© INTERNELe pouvoir d'achat des Français ne progresse que très faiblement depuis trois ans, freinant la consommation des ménages contraints de débourser par ailleurs davantage pour l'immobilier ou l'énergie. En hausse de plus de 3% par an de 1998 à 2002, le pouvoir d'achat subit un coup de frein très net depuis 2003. Le "revenu disponible brut réel" tel que le définit l'Insee, c'est à dire l'ensemble des revenus disponibles corrigé de l'inflation, n'a progressé que de 0,4% en 2003 puis de 1,4% en 2004. La tendance devrait être à peine plus favorable en 2005, avec un chiffre compris entre 1,5 et 2%, selon Michel Devilliers, économiste de l'Institut. Par foyer, le pouvoir d'achat affiche une évolution encore plus morose, avec un recul de 0,6% en 2003 puis une légère hausse de 0,4% l'année suivante.

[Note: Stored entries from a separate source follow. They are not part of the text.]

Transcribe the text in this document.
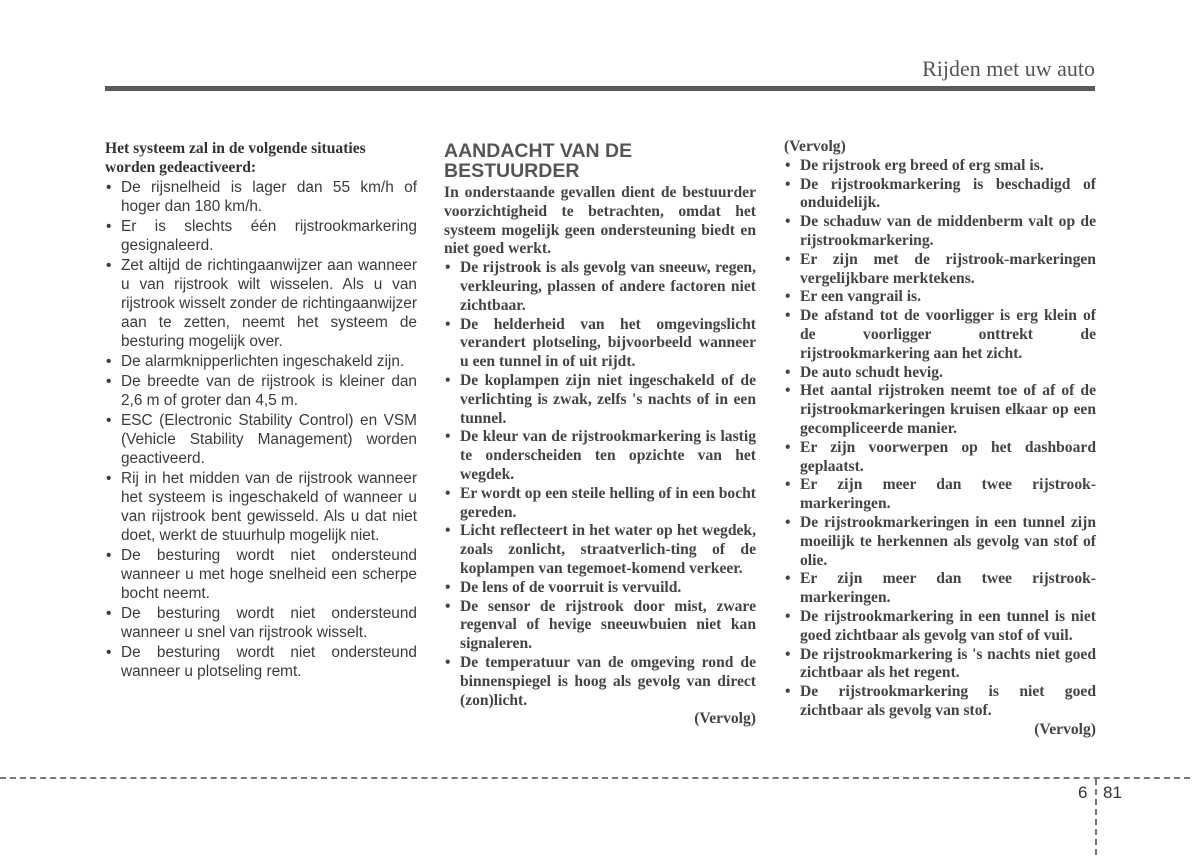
Rijden met uw auto
Het systeem zal in de volgende situaties worden gedeactiveerd:
• De rijsnelheid is lager dan 55 km/h of hoger dan 180 km/h.
• Er is slechts één rijstrookmarkering gesignaleerd.
• Zet altijd de richtingaanwijzer aan wanneer u van rijstrook wilt wisselen. Als u van rijstrook wisselt zonder de richtingaanwijzer aan te zetten, neemt het systeem de besturing mogelijk over.
• De alarmknipperlichten ingeschakeld zijn.
• De breedte van de rijstrook is kleiner dan 2,6 m of groter dan 4,5 m.
• ESC (Electronic Stability Control) en VSM (Vehicle Stability Management) worden geactiveerd.
• Rij in het midden van de rijstrook wanneer het systeem is ingeschakeld of wanneer u van rijstrook bent gewisseld. Als u dat niet doet, werkt de stuurhulp mogelijk niet.
• De besturing wordt niet ondersteund wanneer u met hoge snelheid een scherpe bocht neemt.
• De besturing wordt niet ondersteund wanneer u snel van rijstrook wisselt.
• De besturing wordt niet ondersteund wanneer u plotseling remt.
AANDACHT VAN DE BESTUURDER
In onderstaande gevallen dient de bestuurder voorzichtigheid te betrachten, omdat het systeem mogelijk geen ondersteuning biedt en niet goed werkt.
• De rijstrook is als gevolg van sneeuw, regen, verkleuring, plassen of andere factoren niet zichtbaar.
• De helderheid van het omgevingslicht verandert plotseling, bijvoorbeeld wanneer u een tunnel in of uit rijdt.
• De koplampen zijn niet ingeschakeld of de verlichting is zwak, zelfs 's nachts of in een tunnel.
• De kleur van de rijstrookmarkering is lastig te onderscheiden ten opzichte van het wegdek.
• Er wordt op een steile helling of in een bocht gereden.
• Licht reflecteert in het water op het wegdek, zoals zonlicht, straatverlich-ting of de koplampen van tegemoet-komend verkeer.
• De lens of de voorruit is vervuild.
• De sensor de rijstrook door mist, zware regenval of hevige sneeuwbuien niet kan signaleren.
• De temperatuur van de omgeving rond de binnenspiegel is hoog als gevolg van direct (zon)licht.
(Vervolg)
(Vervolg)
• De rijstrook erg breed of erg smal is.
• De rijstrookmarkering is beschadigd of onduidelijk.
• De schaduw van de middenberm valt op de rijstrookmarkering.
• Er zijn met de rijstrook-markeringen vergelijkbare merktekens.
• Er een vangrail is.
• De afstand tot de voorligger is erg klein of de voorligger onttrekt de rijstrookmarkering aan het zicht.
• De auto schudt hevig.
• Het aantal rijstroken neemt toe of af of de rijstrookmarkeringen kruisen elkaar op een gecompliceerde manier.
• Er zijn voorwerpen op het dashboard geplaatst.
• Er zijn meer dan twee rijstrook-markeringen.
• De rijstrookmarkeringen in een tunnel zijn moeilijk te herkennen als gevolg van stof of olie.
• Er zijn meer dan twee rijstrook-markeringen.
• De rijstrookmarkering in een tunnel is niet goed zichtbaar als gevolg van stof of vuil.
• De rijstrookmarkering is 's nachts niet goed zichtbaar als het regent.
• De rijstrookmarkering is niet goed zichtbaar als gevolg van stof.
(Vervolg)
6 81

Outre les ménages, qui la subissent, la faible progression du revenu disponible d'achat des ménages préoccupe les économistes qui y voient l'un des principaux freins à la consommation et donc in fine à la croissance. Car même si les ménages peuvent un temps puiser dans leur épargne, au final, "s'il n'y a pas de pouvoir d'achat, les gens ne peuvent pas consommer", souligne Michel Devilliers. Les dépenses de consommation des ménages, très dynamiques au début des années 2000, n'ont progressé que de 2% en 2004, observe-t-il.
Les ménages ont subi de plein fouet l'envolée de l'immobilier
Faible croissance, chômage... Les causes du phénomène sont multiples. Pour Nicolas Bouzou, économiste chez Xerfi, "la faiblesse de l'augmentation du pouvoir d'achat est liée avant tout au manque de vigueur des créations d'emplois dans le secteur privé". Souvent en position d'accusée, l'inflation joue également un rôle. Même si elle est restée sage globalement (2,1% en 2004), la hausse des prix de certains produits a été durement ressentie. Car les priorités des Français ont changé. Dans les années 60, ils consacraient en moyenne 27,5% de leur budget à l'alimentation et 12,5% à leurs dépenses de logement, rappelle une récente étude du CREDOC (Centre de recherche pour l'étude et l'observation des conditions de vie). Quarante ans plus tard, ils font l'inverse avec 14,4% du budget dédié à l'alimentation et 24,5% au logement. Les ménages ont donc subi de plein fouet l'envolée des tarifs de l'immobilier et n'ont que marginalement profité de la baisse des prix des produits de grande consommation en grandes surfaces.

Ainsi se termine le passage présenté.